An interview was scheduled for the following day at 7:30 am, with two representatives of the occupying army. Major Joe Hanus was in charge, along with John Cox of the US Army Corps of Engineers. Both were charged with restoring Iraqi oil production to prewar levels. Hanus had no intention of giving us any relevant information whatsoever, and simply handed us a booklet that, he assured us, “will be very useful.” Within, we read that his team was the “best in the world,” that there is “no mission they can’t carry out” and that they are incidentally “a strategic partner of the army and the nation to fight terrorism at home and abroad.”

“Major, those people you employ to watch the oilfields, do you know how they spend their Thursday evenings?”

“Err, I think they have religious meetings or something.”

“They’re Sufis.”

“Yeah, someone told me, a bunch of fanatics. But they’re extremely efficient at keeping the site secured. Everyone’s happy.”
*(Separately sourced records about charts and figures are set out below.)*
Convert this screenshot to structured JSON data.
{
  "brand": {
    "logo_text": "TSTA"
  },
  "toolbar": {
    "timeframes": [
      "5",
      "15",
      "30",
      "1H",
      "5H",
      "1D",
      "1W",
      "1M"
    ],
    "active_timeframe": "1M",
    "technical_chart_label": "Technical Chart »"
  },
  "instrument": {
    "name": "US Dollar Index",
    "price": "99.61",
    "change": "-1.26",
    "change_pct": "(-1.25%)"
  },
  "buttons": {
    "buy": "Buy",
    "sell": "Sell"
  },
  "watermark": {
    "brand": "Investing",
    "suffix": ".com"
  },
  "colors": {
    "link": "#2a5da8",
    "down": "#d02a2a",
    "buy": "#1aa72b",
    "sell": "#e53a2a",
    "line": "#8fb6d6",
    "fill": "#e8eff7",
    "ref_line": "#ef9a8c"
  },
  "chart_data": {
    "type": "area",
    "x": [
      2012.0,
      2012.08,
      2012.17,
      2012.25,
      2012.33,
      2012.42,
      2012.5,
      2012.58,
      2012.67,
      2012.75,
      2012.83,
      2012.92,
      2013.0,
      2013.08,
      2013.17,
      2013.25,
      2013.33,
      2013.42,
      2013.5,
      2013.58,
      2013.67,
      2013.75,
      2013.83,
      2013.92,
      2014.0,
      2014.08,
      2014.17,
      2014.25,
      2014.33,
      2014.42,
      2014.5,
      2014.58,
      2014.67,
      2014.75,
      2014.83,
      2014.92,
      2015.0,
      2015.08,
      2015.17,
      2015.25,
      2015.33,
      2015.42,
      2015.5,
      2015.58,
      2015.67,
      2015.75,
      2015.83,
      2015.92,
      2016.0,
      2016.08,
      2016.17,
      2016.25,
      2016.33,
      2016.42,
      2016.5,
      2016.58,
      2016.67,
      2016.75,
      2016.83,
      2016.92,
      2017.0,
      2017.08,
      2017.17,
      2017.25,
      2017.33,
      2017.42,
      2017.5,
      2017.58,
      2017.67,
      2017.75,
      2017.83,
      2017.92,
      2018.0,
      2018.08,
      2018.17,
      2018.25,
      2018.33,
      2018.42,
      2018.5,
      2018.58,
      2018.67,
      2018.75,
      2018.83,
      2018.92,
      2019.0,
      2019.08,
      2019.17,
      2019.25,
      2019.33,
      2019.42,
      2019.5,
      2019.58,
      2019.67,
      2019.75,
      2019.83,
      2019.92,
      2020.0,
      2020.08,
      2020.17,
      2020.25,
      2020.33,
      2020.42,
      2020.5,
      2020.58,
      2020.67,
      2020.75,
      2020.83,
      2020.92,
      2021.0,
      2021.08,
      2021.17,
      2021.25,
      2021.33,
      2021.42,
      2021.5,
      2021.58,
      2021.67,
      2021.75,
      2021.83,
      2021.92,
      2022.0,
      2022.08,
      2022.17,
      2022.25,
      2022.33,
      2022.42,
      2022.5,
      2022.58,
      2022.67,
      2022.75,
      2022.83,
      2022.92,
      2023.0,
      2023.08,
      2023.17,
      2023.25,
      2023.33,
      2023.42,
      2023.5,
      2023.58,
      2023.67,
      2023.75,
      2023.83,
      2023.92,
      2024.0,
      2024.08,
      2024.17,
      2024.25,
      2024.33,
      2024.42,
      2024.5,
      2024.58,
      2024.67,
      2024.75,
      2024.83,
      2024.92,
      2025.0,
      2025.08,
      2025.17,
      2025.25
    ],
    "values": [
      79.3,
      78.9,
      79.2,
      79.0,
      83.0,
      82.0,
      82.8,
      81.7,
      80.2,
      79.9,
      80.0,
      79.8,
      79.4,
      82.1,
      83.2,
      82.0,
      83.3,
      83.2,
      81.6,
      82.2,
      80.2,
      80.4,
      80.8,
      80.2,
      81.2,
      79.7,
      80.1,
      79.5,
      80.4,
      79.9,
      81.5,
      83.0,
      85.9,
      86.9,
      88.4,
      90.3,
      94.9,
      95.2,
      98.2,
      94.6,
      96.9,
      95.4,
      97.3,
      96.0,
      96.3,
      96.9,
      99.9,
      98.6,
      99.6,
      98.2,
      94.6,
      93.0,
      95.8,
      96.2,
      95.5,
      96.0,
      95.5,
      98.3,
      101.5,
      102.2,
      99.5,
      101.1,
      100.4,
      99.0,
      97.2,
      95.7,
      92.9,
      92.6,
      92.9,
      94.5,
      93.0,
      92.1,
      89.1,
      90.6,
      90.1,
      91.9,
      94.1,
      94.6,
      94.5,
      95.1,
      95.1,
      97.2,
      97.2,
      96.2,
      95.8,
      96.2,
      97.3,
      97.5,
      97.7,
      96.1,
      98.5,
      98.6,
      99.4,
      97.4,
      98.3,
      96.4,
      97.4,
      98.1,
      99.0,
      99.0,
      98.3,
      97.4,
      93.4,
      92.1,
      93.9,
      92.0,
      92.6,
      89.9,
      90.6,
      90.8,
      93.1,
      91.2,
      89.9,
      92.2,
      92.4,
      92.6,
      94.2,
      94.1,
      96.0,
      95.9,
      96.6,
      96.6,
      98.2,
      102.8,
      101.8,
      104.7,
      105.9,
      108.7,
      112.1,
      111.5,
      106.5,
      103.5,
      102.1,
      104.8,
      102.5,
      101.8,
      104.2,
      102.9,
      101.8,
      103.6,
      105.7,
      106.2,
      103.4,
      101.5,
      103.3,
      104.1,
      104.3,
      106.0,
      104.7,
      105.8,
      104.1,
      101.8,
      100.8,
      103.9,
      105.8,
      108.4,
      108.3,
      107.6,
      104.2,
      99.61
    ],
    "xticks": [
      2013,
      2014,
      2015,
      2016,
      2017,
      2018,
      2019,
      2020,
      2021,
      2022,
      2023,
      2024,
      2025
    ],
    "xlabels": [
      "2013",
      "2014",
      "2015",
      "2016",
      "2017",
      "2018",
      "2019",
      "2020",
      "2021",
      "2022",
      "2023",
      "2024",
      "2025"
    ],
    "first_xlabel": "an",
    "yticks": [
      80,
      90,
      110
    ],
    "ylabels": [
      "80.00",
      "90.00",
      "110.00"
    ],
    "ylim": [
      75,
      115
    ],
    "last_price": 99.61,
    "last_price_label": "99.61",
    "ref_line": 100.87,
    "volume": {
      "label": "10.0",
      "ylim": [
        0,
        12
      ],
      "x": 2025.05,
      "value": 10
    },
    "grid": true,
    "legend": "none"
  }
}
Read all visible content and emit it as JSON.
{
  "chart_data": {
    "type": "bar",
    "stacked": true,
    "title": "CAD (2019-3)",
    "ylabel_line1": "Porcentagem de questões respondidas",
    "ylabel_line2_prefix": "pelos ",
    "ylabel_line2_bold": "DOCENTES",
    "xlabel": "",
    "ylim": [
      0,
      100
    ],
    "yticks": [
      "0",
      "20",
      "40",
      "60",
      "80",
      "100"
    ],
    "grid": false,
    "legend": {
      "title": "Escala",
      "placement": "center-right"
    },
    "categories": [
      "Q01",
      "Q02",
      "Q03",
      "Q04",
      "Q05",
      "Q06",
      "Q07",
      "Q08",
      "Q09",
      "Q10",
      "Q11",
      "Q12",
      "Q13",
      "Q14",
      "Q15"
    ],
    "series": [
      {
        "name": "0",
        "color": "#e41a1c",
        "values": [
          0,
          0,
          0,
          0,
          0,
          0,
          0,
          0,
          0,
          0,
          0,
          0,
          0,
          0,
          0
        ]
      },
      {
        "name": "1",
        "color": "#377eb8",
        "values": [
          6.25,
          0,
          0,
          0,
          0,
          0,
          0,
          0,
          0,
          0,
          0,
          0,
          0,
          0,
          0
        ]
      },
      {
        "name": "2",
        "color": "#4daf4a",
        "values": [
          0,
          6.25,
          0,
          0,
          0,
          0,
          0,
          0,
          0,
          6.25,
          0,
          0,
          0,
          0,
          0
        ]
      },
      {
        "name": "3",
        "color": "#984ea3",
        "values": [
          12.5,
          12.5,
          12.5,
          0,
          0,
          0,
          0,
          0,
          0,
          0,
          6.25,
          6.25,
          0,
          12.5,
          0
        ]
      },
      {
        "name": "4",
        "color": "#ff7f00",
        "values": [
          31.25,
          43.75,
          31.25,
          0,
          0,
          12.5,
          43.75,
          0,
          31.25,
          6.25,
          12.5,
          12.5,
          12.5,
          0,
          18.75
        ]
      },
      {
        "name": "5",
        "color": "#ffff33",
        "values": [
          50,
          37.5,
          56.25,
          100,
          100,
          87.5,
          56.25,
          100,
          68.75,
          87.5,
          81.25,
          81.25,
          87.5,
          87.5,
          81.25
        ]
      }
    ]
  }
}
“Not fanatics, Major, mystics. In order to prove the existence of God, they accomplish miracles, such as planting knives in their—”

“Don’t tell me that!” he interrupts us with a high-pitched voice. “I don’t want to know any of this. It’s disgusting!”

“No, it’s just like the fakirs, they swallow—”

“Don’t tell me that! Don’t tell me that!” shouted the timorous and sensitive major, whose army, according to recent statistics, has caused the death of some 100,000 people during the course of its invasion and occupation of Iraq.2

1 This journey was documented in a publication entitled Un monde de brut (A crude world), published by éditions du Seuil in Paris.

2 A study published on October 29th 2004 in the British medical journal The Lancet estimates that 100,000 civilians have died in Iraq as a direct or indirect consequence of the March 2003 United States–led invasion. The article is based on a new study carried out by a research team at the Bloomberg School of Public Health at Johns Hopkins University in Baltimore.